President Trump Expresses Frustration With China Over N. Korea Support

WASHINGTON (AP) —
Marine One carrying President Donald Trump departs from the South Lawn of the White House in Washington, Wednesday. (Reuters/Joshua Roberts)

President Donald Trump expressed frustration with China on Wednesday for failing to do more to cut off support to North Korea and exert pressure to curb its nuclear pursuits.

North Korea’s intercontinental ballistic missile test this week demonstrated a dangerous new reach for weapons it hopes to top with nuclear warheads one day. The launch is spurring U.S. demands for global action to counter the threat.

Since he entered the White House, President Trump has talked about confronting Pyongyang and pushing China to increase pressure on the North, but neither strategy has produced fast results. Trump had expressed optimism after his first meeting with China’s President Xi Jinping that the two would work together to curb North Korea’s nuclear program.

Moments before he departed for Poland, President Trump chastised China on Twitter.

“Trade between China and North Korea grew almost 40% in the first quarter,” the president tweeted. “So much for China working with us – but we had to give it a try!”

In his initial response to the launch on Monday evening, President Trump urged China on Twitter to “put a heavy move on North Korea and end this nonsense once and for all!” But he also said it was “hard to believe” that South Korea and Japan, the two U.S. treaty allies most at risk from North Korea, would “put up with this much longer.”

North Korea conducts about 90 percent of its trade through China. China has long resisted intensifying economic pressure on neighboring North Korea, in part out of fear of the instability that could mount on its doorstep, and President Trump has not found a way to break through Beijing’s old habits.

President Trump spoke with Xi and Japanese Prime Minister Shinzo Abe on Monday, discussing North Korea and its nuclear program with both leaders. He will meet them both this week at the Group of 20 meeting in Germany, as well as have his first meeting with Russian President Vladimir Putin.
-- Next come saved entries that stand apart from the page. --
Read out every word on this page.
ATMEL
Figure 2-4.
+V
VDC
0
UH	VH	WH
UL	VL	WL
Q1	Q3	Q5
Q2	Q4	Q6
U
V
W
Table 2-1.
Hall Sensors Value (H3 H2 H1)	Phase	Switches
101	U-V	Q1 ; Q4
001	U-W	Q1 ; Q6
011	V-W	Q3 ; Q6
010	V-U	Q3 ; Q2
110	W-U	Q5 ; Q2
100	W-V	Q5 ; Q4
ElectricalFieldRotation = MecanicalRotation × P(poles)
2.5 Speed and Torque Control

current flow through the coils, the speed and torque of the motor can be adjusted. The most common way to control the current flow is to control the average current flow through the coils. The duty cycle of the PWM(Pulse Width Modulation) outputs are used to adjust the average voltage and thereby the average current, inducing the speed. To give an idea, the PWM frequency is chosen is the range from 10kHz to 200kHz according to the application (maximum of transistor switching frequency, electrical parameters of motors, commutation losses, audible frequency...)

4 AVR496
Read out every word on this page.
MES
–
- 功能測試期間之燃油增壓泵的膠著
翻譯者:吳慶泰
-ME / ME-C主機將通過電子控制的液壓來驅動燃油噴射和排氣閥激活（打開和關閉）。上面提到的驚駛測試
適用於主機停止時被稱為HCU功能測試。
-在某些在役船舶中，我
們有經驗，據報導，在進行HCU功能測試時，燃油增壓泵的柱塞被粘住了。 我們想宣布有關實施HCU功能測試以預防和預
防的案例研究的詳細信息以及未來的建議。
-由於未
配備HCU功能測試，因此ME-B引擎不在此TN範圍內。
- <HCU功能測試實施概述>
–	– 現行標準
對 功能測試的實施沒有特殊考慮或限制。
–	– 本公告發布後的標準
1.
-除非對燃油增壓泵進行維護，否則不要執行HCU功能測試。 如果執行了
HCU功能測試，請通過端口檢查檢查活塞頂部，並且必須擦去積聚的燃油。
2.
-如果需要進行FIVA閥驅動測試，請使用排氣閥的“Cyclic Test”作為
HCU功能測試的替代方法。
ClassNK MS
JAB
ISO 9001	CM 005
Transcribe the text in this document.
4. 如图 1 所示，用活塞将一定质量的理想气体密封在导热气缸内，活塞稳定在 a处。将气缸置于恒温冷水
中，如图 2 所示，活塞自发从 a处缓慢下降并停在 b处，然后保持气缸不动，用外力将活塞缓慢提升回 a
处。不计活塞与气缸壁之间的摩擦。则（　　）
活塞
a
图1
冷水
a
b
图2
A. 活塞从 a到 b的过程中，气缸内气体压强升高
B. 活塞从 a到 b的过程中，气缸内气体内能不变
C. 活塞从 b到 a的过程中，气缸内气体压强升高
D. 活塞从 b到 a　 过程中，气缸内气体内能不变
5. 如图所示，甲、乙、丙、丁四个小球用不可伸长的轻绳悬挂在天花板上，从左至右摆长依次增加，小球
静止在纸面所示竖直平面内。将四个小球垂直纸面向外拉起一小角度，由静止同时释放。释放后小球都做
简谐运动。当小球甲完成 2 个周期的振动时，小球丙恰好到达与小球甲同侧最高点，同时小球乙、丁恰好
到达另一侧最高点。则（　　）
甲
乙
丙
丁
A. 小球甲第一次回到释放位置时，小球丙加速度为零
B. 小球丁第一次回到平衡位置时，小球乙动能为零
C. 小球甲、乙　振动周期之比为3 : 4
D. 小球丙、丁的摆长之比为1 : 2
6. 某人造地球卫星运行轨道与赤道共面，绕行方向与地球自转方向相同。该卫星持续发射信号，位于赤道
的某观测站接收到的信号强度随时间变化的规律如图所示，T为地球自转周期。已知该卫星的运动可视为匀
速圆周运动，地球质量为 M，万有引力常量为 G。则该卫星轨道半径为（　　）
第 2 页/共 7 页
U.S. officials joined South Korea and Japan in requesting an emergency meeting of the U.N. Security Council, scheduled Wednesday afternoon.

Previously, North Korea had demonstrated missiles of short and medium range.

The Pentagon has spent tens of billions of dollars developing a missile defense system tailored to the North Korean ambition of attaining the eventual capability to attack the U.S. with a nuclear-armed missile. On May 30 the Pentagon successfully shot down a mock warhead designed to replicate the North Korean threat.

Pentagon spokeswoman Dana W. White said the U.S.-South Korea missile exercise Tuesday was meant to show “our precision fire capability.

“We remain prepared to defend ourselves and our allies and to use the full range of capabilities at our disposal against the growing threat from North Korea,” she said in a statement. “The United States seeks only the peaceful denuclearization of the Korean Peninsula. Our commitment to the defense of our allies, the Republic of Korea and Japan, in the face of these threats, remains ironclad.”

Patrick Cronin, an Asia expert with the Center for a New American Security, said Trump was probably “coming to the point of no return” with North Korea, adding that the upshot could be diplomatic overtures or military action.